PARIS: La Bourse de Paris évolue en baisse lundi, plombée par une nouvelle hausse du pétrole causée par des échanges de frappes entre Israël et l'Iran, mettant en danger le cessez-le-feu au Moyen-Orient.

Vers 9H40 (heure de paris) le CAC 40 cédait 0,76% à 8.155,97 points, soit un recul de 62,32 points.

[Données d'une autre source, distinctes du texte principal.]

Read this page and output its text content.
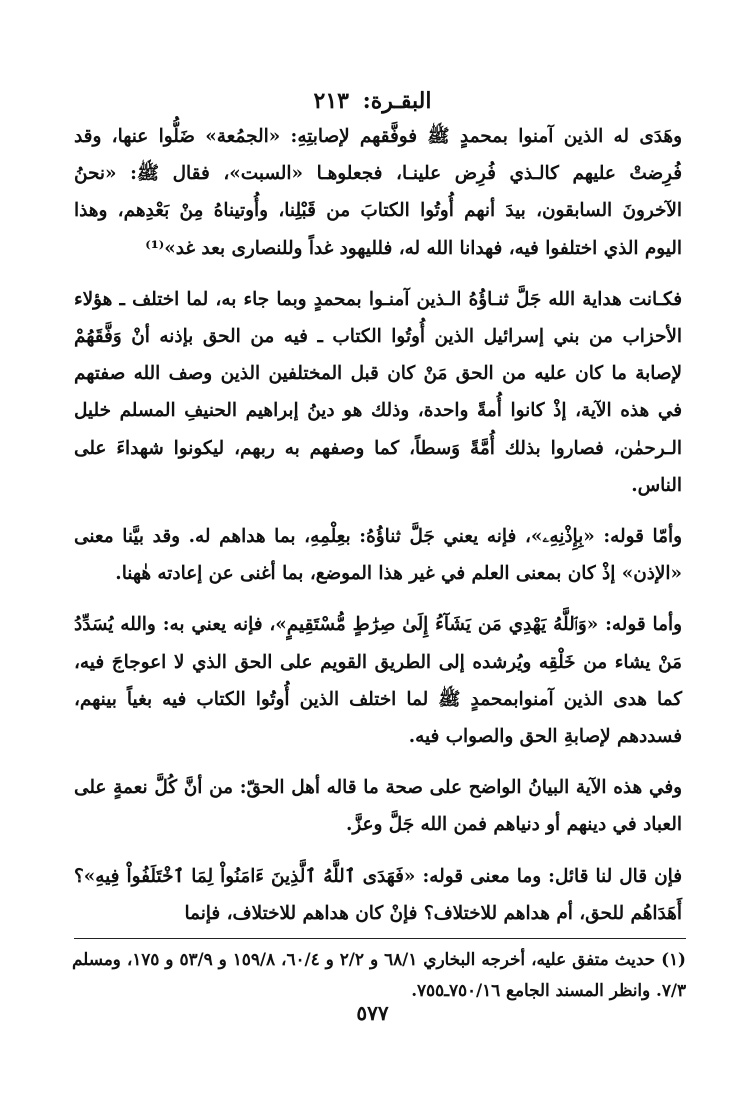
البقـرة: ٢١٣

وهَدَى له الذين آمنوا بمحمدٍ ﷺ فوفَّقهم لإصابتِهِ: «الجمُعة» ضَلُّوا عنها، وقد فُرِضتْ عليهم كالـذي فُرِض علينـا، فجعلوهـا «السبت»، فقال ﷺ: «نحنُ الآخرونَ السابقون، بيدَ أنهم أُوتُوا الكتابَ من قَبْلِنا، وأُوتيناهُ مِنْ بَعْدِهم، وهذا اليوم الذي اختلفوا فيه، فهدانا الله له، فلليهود غداً وللنصارى بعد غد»⁽¹⁾

فكـانت هداية الله جَلَّ ثنـاؤُهُ الـذين آمنـوا بمحمدٍ وبما جاء به، لما اختلف ـ هؤلاء الأحزاب من بني إسرائيل الذين أُوتُوا الكتاب ـ فيه من الحق بإذنه أنْ وَفَّقَهُمْ لإصابة ما كان عليه من الحق مَنْ كان قبل المختلفين الذين وصف الله صفتهم في هذه الآية، إذْ كانوا أُمةً واحدة، وذلك هو دينُ إبراهيم الحنيفِ المسلم خليل الـرحمٰن، فصاروا بذلك أُمَّةً وَسطاً، كما وصفهم به ربهم، ليكونوا شهداءَ على الناس.

وأمّا قوله: «بِإِذْنِهِۦ»، فإنه يعني جَلَّ ثناؤُهُ: بعِلْمِهِ، بما هداهم له. وقد بيَّنا معنى «الإذن» إذْ كان بمعنى العلم في غير هذا الموضع، بما أغنى عن إعادته هٰهنا.

وأما قوله: «وَٱللَّهُ يَهْدِي مَن يَشَآءُ إِلَىٰ صِرَٰطٍ مُّسْتَقِيمٍ»، فإنه يعني به: والله يُسَدِّدُ مَنْ يشاء من خَلْقِه ويُرشده إلى الطريق القويم على الحق الذي لا اعوجاجَ فيه، كما هدى الذين آمنوابمحمدٍ ﷺ لما اختلف الذين أُوتُوا الكتاب فيه بغياً بينهم، فسددهم لإصابةِ الحق والصواب فيه.

وفي هذه الآية البيانُ الواضح على صحة ما قاله أهل الحقّ: من أنَّ كُلَّ نعمةٍ على العباد في دينهم أو دنياهم فمن الله جَلَّ وعزَّ.

فإن قال لنا قائل: وما معنى قوله: «فَهَدَى ٱللَّهُ ٱلَّذِينَ ءَامَنُواْ لِمَا ٱخْتَلَفُواْ فِيهِ»؟ أَهَدَاهُم للحق، أم هداهم للاختلاف؟ فإنْ كان هداهم للاختلاف، فإنما

(١) حديث متفق عليه، أخرجه البخاري ٦٨/١ و ٢/٢ و ٦٠/٤، ١٥٩/٨ و ٥٣/٩ و ١٧٥، ومسلم ٧/٣. وانظر المسند الجامع ٧٥٠/١٦ـ٧٥٥.

٥٧٧
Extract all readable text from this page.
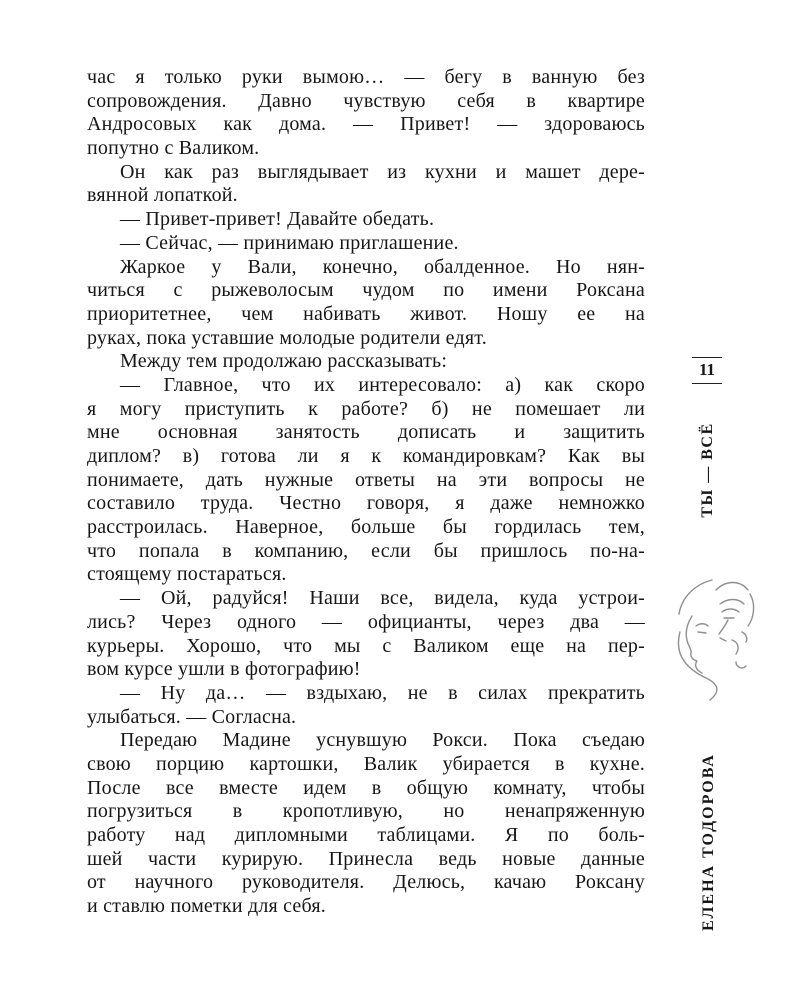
час я только руки вымою… — бегу в ванную без
сопровождения. Давно чувствую себя в квартире
Андросовых как дома. — Привет! — здороваюсь
попутно с Валиком.
Он как раз выглядывает из кухни и машет дере-
вянной лопаткой.
— Привет-привет! Давайте обедать.
— Сейчас, — принимаю приглашение.
Жаркое у Вали, конечно, обалденное. Но нян-
читься с рыжеволосым чудом по имени Роксана
приоритетнее, чем набивать живот. Ношу ее на
руках, пока уставшие молодые родители едят.
Между тем продолжаю рассказывать:
— Главное, что их интересовало: а) как скоро
я могу приступить к работе? б) не помешает ли
мне основная занятость дописать и защитить
диплом? в) готова ли я к командировкам? Как вы
понимаете, дать нужные ответы на эти вопросы не
составило труда. Честно говоря, я даже немножко
расстроилась. Наверное, больше бы гордилась тем,
что попала в компанию, если бы пришлось по-на-
стоящему постараться.
— Ой, радуйся! Наши все, видела, куда устрои-
лись? Через одного — официанты, через два —
курьеры. Хорошо, что мы с Валиком еще на пер-
вом курсе ушли в фотографию!
— Ну да… — вздыхаю, не в силах прекратить
улыбаться. — Согласна.
Передаю Мадине уснувшую Рокси. Пока съедаю
свою порцию картошки, Валик убирается в кухне.
После все вместе идем в общую комнату, чтобы
погрузиться в кропотливую, но ненапряженную
работу над дипломными таблицами. Я по боль-
шей части курирую. Принесла ведь новые данные
от научного руководителя. Делюсь, качаю Роксану
и ставлю пометки для себя.
11
ТЫ — ВСЁ
ЕЛЕНА ТОДОРОВА
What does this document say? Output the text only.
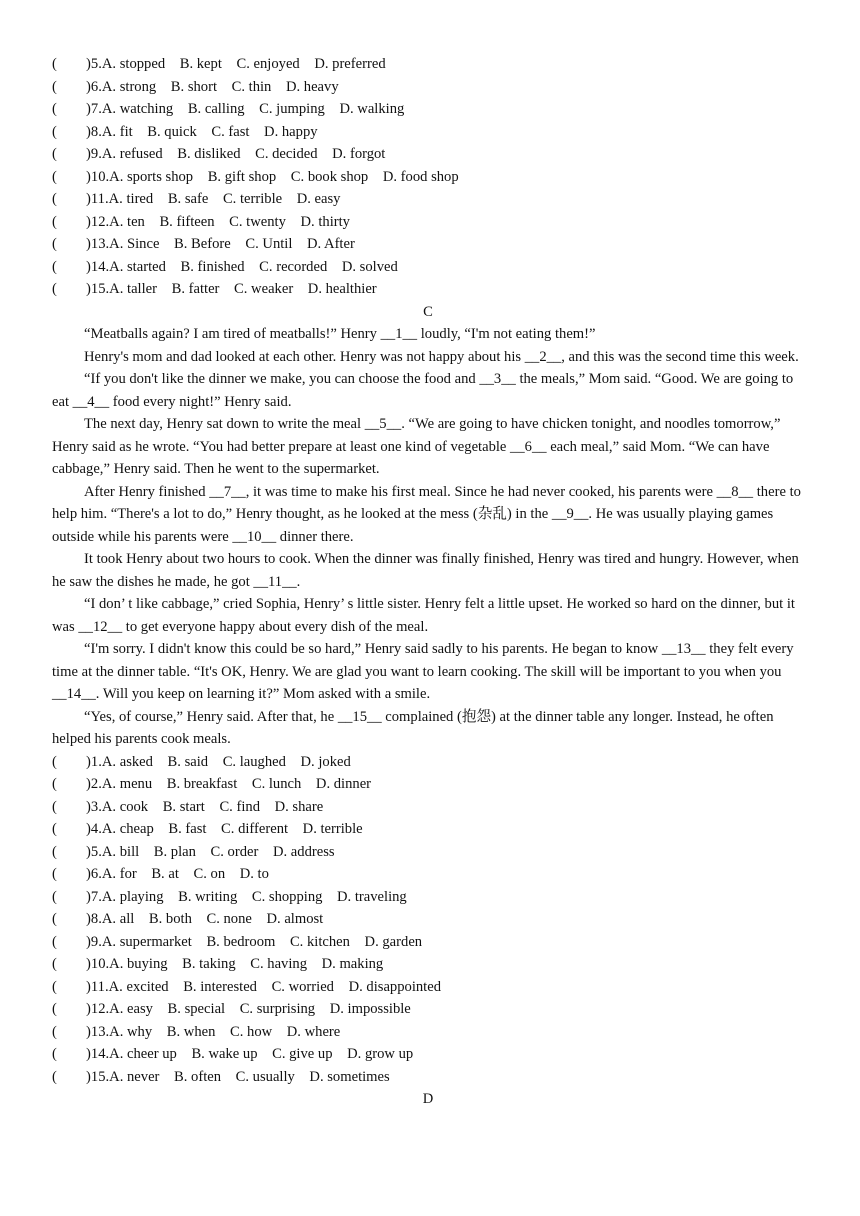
(        )5.A. stopped B. kept C. enjoyed D. preferred
(        )6.A. strong B. short C. thin D. heavy
(        )7.A. watching B. calling C. jumping D. walking
(        )8.A. fit B. quick C. fast D. happy
(        )9.A. refused B. disliked C. decided D. forgot
(        )10.A. sports shop B. gift shop C. book shop D. food shop
(        )11.A. tired B. safe C. terrible D. easy
(        )12.A. ten B. fifteen C. twenty D. thirty
(        )13.A. Since B. Before C. Until D. After
(        )14.A. started B. finished C. recorded D. solved
(        )15.A. taller B. fatter C. weaker D. healthier
C

“Meatballs again? I am tired of meatballs!” Henry __1__ loudly, “I'm not eating them!”

Henry's mom and dad looked at each other. Henry was not happy about his __2__, and this was the second time this week.

“If you don't like the dinner we make, you can choose the food and __3__ the meals,” Mom said. “Good. We are going to eat __4__ food every night!” Henry said.

The next day, Henry sat down to write the meal __5__. “We are going to have chicken tonight, and noodles tomorrow,” Henry said as he wrote. “You had better prepare at least one kind of vegetable __6__ each meal,” said Mom. “We can have cabbage,” Henry said. Then he went to the supermarket.

After Henry finished __7__, it was time to make his first meal. Since he had never cooked, his parents were __8__ there to help him. “There's a lot to do,” Henry thought, as he looked at the mess (杂乱) in the __9__. He was usually playing games outside while his parents were __10__ dinner there.

It took Henry about two hours to cook. When the dinner was finally finished, Henry was tired and hungry. However, when he saw the dishes he made, he got __11__.

“I don’ t like cabbage,” cried Sophia, Henry’ s little sister. Henry felt a little upset. He worked so hard on the dinner, but it was __12__ to get everyone happy about every dish of the meal.

“I'm sorry. I didn't know this could be so hard,” Henry said sadly to his parents. He began to know __13__ they felt every time at the dinner table. “It's OK, Henry. We are glad you want to learn cooking. The skill will be important to you when you __14__. Will you keep on learning it?” Mom asked with a smile.

“Yes, of course,” Henry said. After that, he __15__ complained (抱怨) at the dinner table any longer. Instead, he often helped his parents cook meals.

(        )1.A. asked B. said C. laughed D. joked
(        )2.A. menu B. breakfast C. lunch D. dinner
(        )3.A. cook B. start C. find D. share
(        )4.A. cheap B. fast C. different D. terrible
(        )5.A. bill B. plan C. order D. address
(        )6.A. for B. at C. on D. to
(        )7.A. playing B. writing C. shopping D. traveling
(        )8.A. all B. both C. none D. almost
(        )9.A. supermarket B. bedroom C. kitchen D. garden
(        )10.A. buying B. taking C. having D. making
(        )11.A. excited B. interested C. worried D. disappointed
(        )12.A. easy B. special C. surprising D. impossible
(        )13.A. why B. when C. how D. where
(        )14.A. cheer up B. wake up C. give up D. grow up
(        )15.A. never B. often C. usually D. sometimes
D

Vendredi, l'indice vedette parisien avait perdu 0,32%.

"Les tensions au Moyen-orient s'intensifient à nouveau", ce qui "complique la perspective d'un accord imminent" dans la région, s'inquiètent les analystes de la Deutsche Bank.

Israël et l'Iran ont lancé lundi des attaques réciproques après le tir de missiles par Téhéran en direction du territoire israélien, menaçant la trêve en vigueur et les espoirs de Donald Trump d'arriver à un accord pour mettre fin à la guerre au Moyen-Orient.

Deux mois après l'entrée en vigueur d'un cessez-le-feu précaire dans une guerre qui dure depuis 100 jours, la région menace de s'embraser une nouvelle fois, malgré les appels du président américain à la retenue adressés à Israël.

Jérusalem s'est réveillé au son des explosions et des alertes, ont constaté des journalistes AFP. L'armée a fait état de deux nouveaux barrages de missiles iraniens visant le pays, après deux premières salves la veille.

Quelques heures plus tôt, la télévision d'Etat iranienne avait rapporté des explosions à Téhéran et dans les villes de Tabriz (nord-ouest) et Ispahan (centre), au moment où l'armée israélienne annonçait que son aviation avait bombardé "des cibles militaires".

Comme à chaque regain de tension dans la région, le prix du brut augmente: vers 9H40, le baril de Brent, référence européenne, gagnait 4,95% à 97,70 dollars, et celui de West Texas Intermediate, son équivalent américain, prenait 4,58% à 94,69 dollars.

Les taux d'intérêt étaient orientés à la hausse: le rendement de la dette allemande à dix ans, référence en Europe, atteignait 3,06%, contre 3,04% vendredi soir. Son équivalent français atteignait 3,82%, contre 3?80% vendredi soir.

TotalEnergies profite de la hausse des prix du pétrole

Le groupe énergétique français TotalEnergies (+0,80% à 77,99 euros) profite de la nouvelle hausse des prix du brut.

Sanofi, un traitement anticancereux approuvé par l'UE

Le géant pharmaceutique français Sanofi (-0,56% à 77,51 euros) a annoncé lundi avoir obtenu l'approbation de la Commission européenne de son traitement anticancéreux Sarclisa en formulation sous-cutanée, via un injecteur portable, pour traiter le myélome multiple.